Libertarian getting Republican attention
In a nondescript meeting room in the convention area of a Strip casino, a love-in was taking place on Saturday.
A crowd of about 350 people was on its feet, whistling, clapping, and chanting their man’s name. Banners, T-shirts and bumper stickers bore the words, “Ron Paul REVOLUTION,” with the letters “EVOL” backwards and in red: love.
(It happens to be the same gimmick as the Revolution lounge attached to the Beatles-themed Cirque de Soleil show at the MGM Grand, but the Paul campaign says they thought of it first.)
Audience member Elizabeth Belcastro, a 22-year-old Las Vegan who works at the Star Trek Experience, said she did see Paul as preaching love: “love for the country.”
Paul, a Republican running for president, also seemed eager to emphasize that, despite his nickname of “Dr. No,” his philosophy is not just oppositional — that his message, like every other presidential candidate’s, is one of hope for America.
He talked about improving education and health care and lifting people out of poverty, all of which, he said, could be achieved by government leaving people alone.
Libertarians, he said, must not allow themselves to be portrayed as uncaring.
“We lose the intellectual argument because we allow the other side to say, ‘We’re the ones who care’ … not realizing they’re sowing the seeds of destruction for the liberty they pretend to cherish,” he said.
In 1988, Paul ran for president on the Libertarian ticket, but this time, the Texas congressman is trying to win over the Republican Party. His inclusion in Republican televised debates has given him a platform a third-party candidate wouldn’t have.
He has stood out in those debates with his distinctive stances, especially his opposition to the war in Iraq and his contention that U.S. foreign policy was partly at fault for the attacks of Sept. 11, 2001, both views stemming from his noninterventionist view of foreign affairs.
His nickname comes from the fact that he is a physician and votes against any federal legislation that goes against his strictly literal interpretation of the Constitution. The convergence of two factors — a Republican base receptive to new messages and the connective power of the Internet — have catapulted Paul out of political obscurity.

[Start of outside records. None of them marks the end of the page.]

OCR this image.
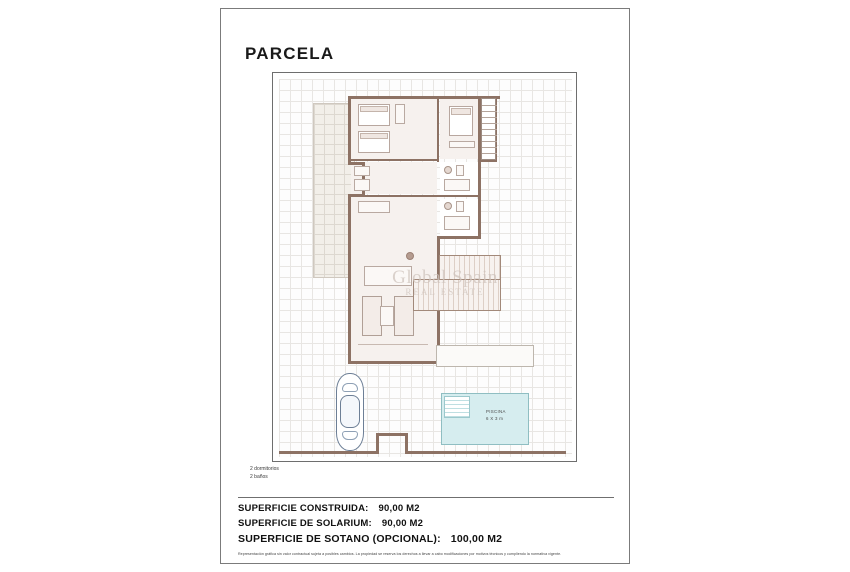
PARCELA
PISCINA
6 X 3 m
2 dormitorios
2 baños
Global Spain
REAL ESTATE
SUPERFICIE CONSTRUIDA: 90,00 M2
SUPERFICIE DE SOLARIUM: 90,00 M2
SUPERFICIE DE SOTANO (OPCIONAL): 100,00 M2
Representación gráfica sin valor contractual sujeta a posibles cambios. La propiedad se reserva los derechos a llevar a cabo modificaciones por motivos técnicos y cumpliendo la normativa vigente.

Despite polling in the single digits, Paul claims to have more cash on hand in his campaign account than his better-known rival John McCain, $2.4 million to $2 million.
Many of those in the audience Saturday at Paris Las Vegas came from a Las Vegas Paul fan group started on Meetup.com. Paul was in Las Vegas to attend the weekend’s FreedomFest convention, but his local supporters got him to do the campaign event as well, and it was standing room only.

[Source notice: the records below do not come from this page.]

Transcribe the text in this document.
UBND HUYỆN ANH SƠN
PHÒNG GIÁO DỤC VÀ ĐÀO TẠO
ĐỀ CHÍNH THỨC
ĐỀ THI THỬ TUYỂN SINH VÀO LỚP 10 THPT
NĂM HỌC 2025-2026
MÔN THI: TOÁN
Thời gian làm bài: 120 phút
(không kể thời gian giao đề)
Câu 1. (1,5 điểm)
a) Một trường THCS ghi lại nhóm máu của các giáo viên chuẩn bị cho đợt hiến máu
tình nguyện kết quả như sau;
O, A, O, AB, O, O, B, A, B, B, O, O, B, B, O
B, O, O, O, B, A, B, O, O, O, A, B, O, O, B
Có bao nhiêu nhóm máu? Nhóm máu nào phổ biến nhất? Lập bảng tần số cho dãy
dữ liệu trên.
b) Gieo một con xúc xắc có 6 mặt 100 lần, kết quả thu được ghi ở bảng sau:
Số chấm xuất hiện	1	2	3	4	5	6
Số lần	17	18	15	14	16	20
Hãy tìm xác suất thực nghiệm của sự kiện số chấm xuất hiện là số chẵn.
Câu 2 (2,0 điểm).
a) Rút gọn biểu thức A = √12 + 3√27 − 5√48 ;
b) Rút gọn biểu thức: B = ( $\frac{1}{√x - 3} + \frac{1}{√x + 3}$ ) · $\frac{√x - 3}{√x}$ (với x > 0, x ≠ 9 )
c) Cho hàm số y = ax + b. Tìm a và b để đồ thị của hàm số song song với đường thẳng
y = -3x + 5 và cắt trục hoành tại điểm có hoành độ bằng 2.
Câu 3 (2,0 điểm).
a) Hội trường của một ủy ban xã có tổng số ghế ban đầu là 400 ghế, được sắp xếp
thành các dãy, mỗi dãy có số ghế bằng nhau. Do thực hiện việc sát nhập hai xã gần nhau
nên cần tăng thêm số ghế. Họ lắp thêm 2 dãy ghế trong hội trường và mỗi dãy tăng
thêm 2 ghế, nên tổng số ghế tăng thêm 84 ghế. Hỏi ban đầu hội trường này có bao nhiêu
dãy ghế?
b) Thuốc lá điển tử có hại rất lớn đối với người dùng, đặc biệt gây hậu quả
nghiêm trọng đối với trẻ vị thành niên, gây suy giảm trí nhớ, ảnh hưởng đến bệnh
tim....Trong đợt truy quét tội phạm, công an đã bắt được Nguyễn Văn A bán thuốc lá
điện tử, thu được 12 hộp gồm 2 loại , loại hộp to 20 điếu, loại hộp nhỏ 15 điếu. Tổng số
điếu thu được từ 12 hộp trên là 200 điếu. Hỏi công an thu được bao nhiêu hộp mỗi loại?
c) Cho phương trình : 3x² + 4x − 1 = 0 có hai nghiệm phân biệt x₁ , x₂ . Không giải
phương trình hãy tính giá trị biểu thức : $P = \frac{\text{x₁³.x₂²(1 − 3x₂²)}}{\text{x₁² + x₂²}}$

The crowd skewed young for the 71-year-old candidate. Many were college students, including University of Nevada, Las Vegas, economics major Brandon Robison, who ran for an Assembly seat as a Libertarian last year.
Robison said he will change his registration to Republican to vote for Paul in the presidential nominating caucuses in January. He also turned his girlfriend, Ashley Mayer, on to Paul’s message.
Mayer said she did her own research on Paul and watched him in the debates and was drawn to his argument that U.S. involvement overseas contributed to the attacks of Sept. 11, 2001.
“It makes sense,” she said. “We were in their country trying to police them. We need to bring everybody back and deal with what we have here.”
Taking the lectern, Paul said of the enthusiasm his campaign inspires, “I’m really sometimes surprised and bewildered and pleased. And I end up saying, well, it may be that freedom is popular.”
In the Paul movement, he noted, “We have conservatives and liberals and libertarians and constitutionalists, and sometimes we even get the anarchists in.”
Paul wants to repeal the Patriot Act and ensure that all U.S. prisoners have full access to courts and the right of habeas corpus. He has repeatedly introduced legislation to pull the United States out of the United Nations. He wants to end the welfare system, to phase out Social Security and to abolish public education.
“We have to start reducing the role for government,” he said. “Instead of policing the world and running a welfare state, government should be there to protect liberty.”
America is spending too much money overseas on policies that masquerade as defense but are actually militarism, he said.
“We need to quit it,” he said. “We need to bring our troops home, not only the troops from Iraq, but from Afghanistan, the Middle East, Europe and Korea — we have troops in 130 countries.”
Some of Paul’s more obscure positions, like wanting to return American currency to the gold standard, were also hits with the crowd. He got a standing ovation for the line, “We don’t want a national ID card.”
Victoria Miranda, a Las Vegan involved in the Meetup group, said the group was growing so fast it would soon need a new venue for its monthly meetings.
Miranda is five months pregnant with her second child and wore a demure lace jacket and earrings shaped like flowers.
She said she was once a single mother who couldn’t afford health care; if the government weren’t taking money out of her paycheck and the free market were in charge, she said, she believed she would have been better off.
“I’m only 30 years old and I’ve never been politically involved,” she said. “But what he says just really makes sense to me.”